The Role of Transthyretin in the Body
Transthyretin performs two main functions in its healthy state: transporting thyroid hormones and Vitamin A. It carries thyroxine (T4), a thyroid hormone, and retinol (Vitamin A) through its association with retinol-binding protein (RBP) in the blood and cerebrospinal fluid. In the cerebrospinal fluid, TTR is the primary carrier of T4, while in plasma, it transports about 15% of the total T4.
The structure of TTR is a homotetramer, meaning it is composed of four identical subunits, each with 127 amino acids. This tetrameric structure is necessary for TTR to bind and transport thyroxine effectively.
Transthyretin Amyloidosis: An Overview
Transthyretin amyloidosis (ATTR amyloidosis) is a condition where the TTR protein misfolds and aggregates, forming insoluble deposits called amyloid fibrils. When its stable tetrameric structure becomes unstable, it can dissociate into individual subunits.
These unstable subunits then undergo conformational changes, leading to their misfolding and self-assembly into amyloid fibrils. These amyloid deposits accumulate in various tissues and organs, disrupting their normal function.

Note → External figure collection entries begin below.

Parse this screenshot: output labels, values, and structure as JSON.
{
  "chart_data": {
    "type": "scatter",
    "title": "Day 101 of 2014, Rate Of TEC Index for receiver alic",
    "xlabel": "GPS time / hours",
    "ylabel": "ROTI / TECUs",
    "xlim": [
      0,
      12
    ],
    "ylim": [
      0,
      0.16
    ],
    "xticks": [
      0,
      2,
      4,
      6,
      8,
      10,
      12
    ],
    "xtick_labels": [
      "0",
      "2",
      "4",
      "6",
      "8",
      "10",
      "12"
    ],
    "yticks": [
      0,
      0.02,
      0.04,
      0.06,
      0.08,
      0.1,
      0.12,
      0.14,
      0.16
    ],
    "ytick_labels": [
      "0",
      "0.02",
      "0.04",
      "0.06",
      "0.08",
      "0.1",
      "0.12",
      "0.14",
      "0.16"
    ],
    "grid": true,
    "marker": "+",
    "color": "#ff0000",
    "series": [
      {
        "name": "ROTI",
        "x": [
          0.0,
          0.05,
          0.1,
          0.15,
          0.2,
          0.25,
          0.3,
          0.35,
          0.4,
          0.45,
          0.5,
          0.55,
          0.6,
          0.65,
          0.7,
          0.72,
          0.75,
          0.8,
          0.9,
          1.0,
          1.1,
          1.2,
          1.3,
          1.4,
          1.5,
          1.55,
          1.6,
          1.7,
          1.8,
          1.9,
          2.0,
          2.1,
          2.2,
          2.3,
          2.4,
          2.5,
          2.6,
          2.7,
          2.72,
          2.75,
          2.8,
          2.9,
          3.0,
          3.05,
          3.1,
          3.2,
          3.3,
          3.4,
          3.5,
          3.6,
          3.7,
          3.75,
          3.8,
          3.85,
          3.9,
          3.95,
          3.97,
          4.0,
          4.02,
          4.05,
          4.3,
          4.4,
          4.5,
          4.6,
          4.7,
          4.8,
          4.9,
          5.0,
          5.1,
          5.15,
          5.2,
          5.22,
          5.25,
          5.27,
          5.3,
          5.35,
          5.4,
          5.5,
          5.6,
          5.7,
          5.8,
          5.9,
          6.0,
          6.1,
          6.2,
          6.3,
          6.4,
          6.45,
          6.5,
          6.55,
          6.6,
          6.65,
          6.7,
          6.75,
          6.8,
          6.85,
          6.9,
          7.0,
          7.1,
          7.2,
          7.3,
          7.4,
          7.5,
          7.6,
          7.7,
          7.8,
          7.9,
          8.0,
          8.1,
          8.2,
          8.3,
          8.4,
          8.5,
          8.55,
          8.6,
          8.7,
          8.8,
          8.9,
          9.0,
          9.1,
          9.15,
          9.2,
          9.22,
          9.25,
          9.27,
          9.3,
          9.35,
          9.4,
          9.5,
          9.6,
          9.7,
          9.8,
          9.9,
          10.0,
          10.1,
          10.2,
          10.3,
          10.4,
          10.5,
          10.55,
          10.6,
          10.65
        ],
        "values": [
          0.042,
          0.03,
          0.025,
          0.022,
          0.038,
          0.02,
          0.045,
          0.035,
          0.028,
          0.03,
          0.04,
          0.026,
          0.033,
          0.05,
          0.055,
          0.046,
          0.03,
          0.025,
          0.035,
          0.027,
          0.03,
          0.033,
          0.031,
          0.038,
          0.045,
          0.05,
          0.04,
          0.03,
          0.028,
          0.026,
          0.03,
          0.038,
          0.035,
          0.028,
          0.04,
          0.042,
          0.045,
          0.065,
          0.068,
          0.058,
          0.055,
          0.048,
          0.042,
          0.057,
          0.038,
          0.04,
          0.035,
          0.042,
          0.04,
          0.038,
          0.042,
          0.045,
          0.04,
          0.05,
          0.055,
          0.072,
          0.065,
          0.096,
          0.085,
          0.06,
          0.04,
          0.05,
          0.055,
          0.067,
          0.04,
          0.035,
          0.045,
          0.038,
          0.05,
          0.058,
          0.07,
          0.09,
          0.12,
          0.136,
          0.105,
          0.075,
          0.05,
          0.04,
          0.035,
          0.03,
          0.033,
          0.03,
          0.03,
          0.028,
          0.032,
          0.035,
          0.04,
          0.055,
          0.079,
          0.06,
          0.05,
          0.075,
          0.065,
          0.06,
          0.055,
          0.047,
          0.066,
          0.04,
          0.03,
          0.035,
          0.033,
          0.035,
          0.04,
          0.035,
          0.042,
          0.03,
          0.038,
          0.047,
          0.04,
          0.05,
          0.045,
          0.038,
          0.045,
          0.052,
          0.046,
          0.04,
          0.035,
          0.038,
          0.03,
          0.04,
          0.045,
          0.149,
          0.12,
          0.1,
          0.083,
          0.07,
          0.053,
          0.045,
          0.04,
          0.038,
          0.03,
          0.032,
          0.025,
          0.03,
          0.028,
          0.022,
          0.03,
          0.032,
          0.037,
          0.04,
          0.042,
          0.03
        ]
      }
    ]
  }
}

Forms of Transthyretin Amyloidosis
Transthyretin amyloidosis presents in distinct forms, primarily differentiated by their cause: hereditary and wild-type.
Hereditary ATTR Amyloidosis (hATTR)
Hereditary ATTR amyloidosis (hATTR) is an inherited disorder resulting from genetic mutations in the TTR gene. Over 120 different mutations have been identified, each influencing the age of symptom onset, organ involvement, and disease course. For example, the Val30Met (V30M) variant is common in populations of Portuguese, Swedish, and Japanese descent, while the Val122Ile (V122I) variant is observed in approximately 3% to 4% of African Americans. These genetic changes destabilize the TTR protein. The condition is inherited in an autosomal dominant pattern, meaning only one copy of the mutated gene is sufficient to cause the disease.
Wild-type ATTR Amyloidosis (wtATTR)
Wild-type ATTR amyloidosis (wtATTR), previously known as senile systemic amyloidosis, is not caused by inherited genetic mutations. This form typically affects older individuals, most commonly men over 60, with an average age of diagnosis around 75. In wtATTR, the normal TTR protein becomes unstable due to age-related factors. Although the exact prevalence is unknown, it is believed to be underdiagnosed due to symptom overlap with other common age-related conditions.
How Transthyretin Amyloidosis Affects the Body
Transthyretin amyloidosis can affect multiple organs and body systems due to the widespread deposition of amyloid fibrils. The heart is a frequently affected organ, leading to transthyretin amyloid cardiomyopathy (ATTR-CM). Amyloid deposits in the heart walls cause them to stiffen and thicken, particularly the left ventricle, which impairs the heart’s ability to fill with blood and pump it effectively. This can result in symptoms such as shortness of breath, fatigue, leg swelling, and an irregular heartbeat or palpitations, eventually progressing to heart failure.
The nervous system is another commonly impacted area, leading to polyneuropathy. Amyloid deposits in peripheral nerves can cause a loss of sensation, tingling, numbness, or pain in the hands and feet. Damage to the autonomic nervous system, which controls involuntary bodily functions, can manifest as light-headedness upon standing, bladder problems, or gastrointestinal issues. Carpal tunnel syndrome, often affecting both wrists, and lumbar spinal stenosis can also be early indicators of TTR amyloidosis due to amyloid accumulation in ligaments and soft tissues.